Encryption in flight
Encryption in flight is also required when using Cosmos DB. All REST URI calls are done over HTTPS. This means that anyone sniffing a network will only see encryption round trips and not clear text data.
Network firewall
Azure Cosmos DB implements an inbound firewall. This firewall is off by default and needs to be enabled. You can provide a list of IP addresses that are authorized to use Azure Cosmos DB. You can specify the IP addresses one at a time or in a range. This ensures that only an approved set of machines can access Cosmos DB. These machines will still need to provide the right access key in order to gain access. Follow these steps to enable the firewall:
-
Navigate to your Cosmos DB account.
-
Click Firewall.
-
Enable the firewall and specify the current IP address range.
-
Click Save (see Figure 2-25).
FIGURE 2-25 The Cosmos DB firewall pane
Users and permissions
Azure Cosmos DB support giving access to users in the database to specific resources or using Active Directory users.

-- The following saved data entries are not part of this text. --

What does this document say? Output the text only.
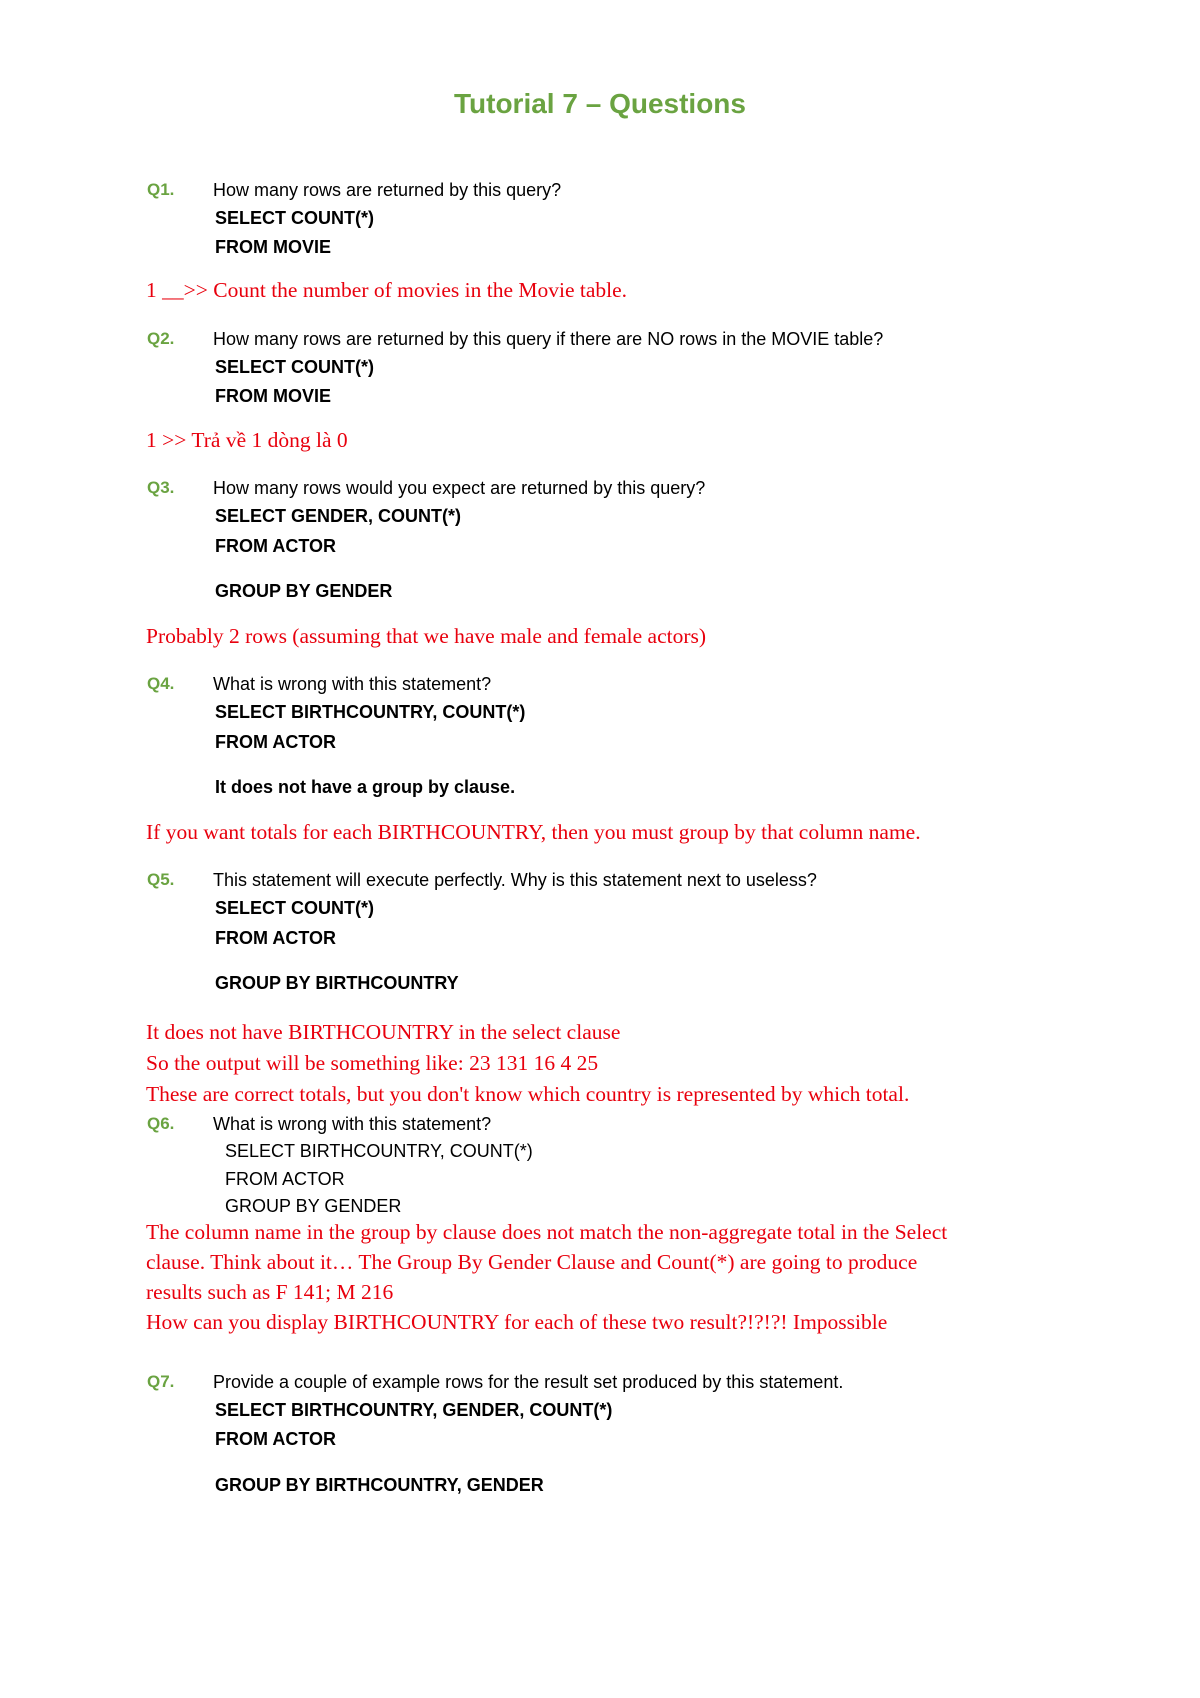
Tutorial 7 – Questions
Q1. How many rows are returned by this query?
SELECT COUNT(*)
FROM MOVIE
1 __>> Count the number of movies in the Movie table.
Q2. How many rows are returned by this query if there are NO rows in the MOVIE table?
SELECT COUNT(*)
FROM MOVIE
1 >> Trả về 1 dòng là 0
Q3. How many rows would you expect are returned by this query?
SELECT GENDER, COUNT(*)
FROM ACTOR
GROUP BY GENDER
Probably 2 rows (assuming that we have male and female actors)
Q4. What is wrong with this statement?
SELECT BIRTHCOUNTRY, COUNT(*)
FROM ACTOR
It does not have a group by clause.
If you want totals for each BIRTHCOUNTRY, then you must group by that column name.
Q5. This statement will execute perfectly. Why is this statement next to useless?
SELECT COUNT(*)
FROM ACTOR
GROUP BY BIRTHCOUNTRY
It does not have BIRTHCOUNTRY in the select clause
So the output will be something like: 23 131 16 4 25
These are correct totals, but you don't know which country is represented by which total.
Q6. What is wrong with this statement?
SELECT BIRTHCOUNTRY, COUNT(*)
FROM ACTOR
GROUP BY GENDER
The column name in the group by clause does not match the non-aggregate total in the Select
clause. Think about it… The Group By Gender Clause and Count(*) are going to produce
results such as F 141; M 216
How can you display BIRTHCOUNTRY for each of these two result?!?!?! Impossible
Q7. Provide a couple of example rows for the result set produced by this statement.
SELECT BIRTHCOUNTRY, GENDER, COUNT(*)
FROM ACTOR
GROUP BY BIRTHCOUNTRY, GENDER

Users can be granted permissions to an application resource. They can have two different access levels, either All or Read. All means they have full permission to the resource. Read means they can only read the resource, but not write or delete.
More Info: Azure Users AND Permissions
More information on creating permissions for database users can be found here: https://docs.microsoft.com/en-us/azure/cosmos-db/secure-access-to-data/.
Active Directory
You can use Active Directory users and give them access to the entire Cosmos DB database by using the Azure portal. Follow these steps to grant access:
-
Click on your Cosmos DB account and click Access Control (IAM).
-
Click Add to add a new Active Directory user.
FIGURE 2-26 The Cosmos DB Add permission pane
-
Choose the appropriate role for the user and enter the user’s name or email address (Figure 2-27).
FIGURE 2-27 The Cosmos DB user role list
Now you’ve given permission to another user to that database. Note that you can give them reader access which will stop them from writing over documents. This might be good for ETL accounts, business/data analysts, or report authors.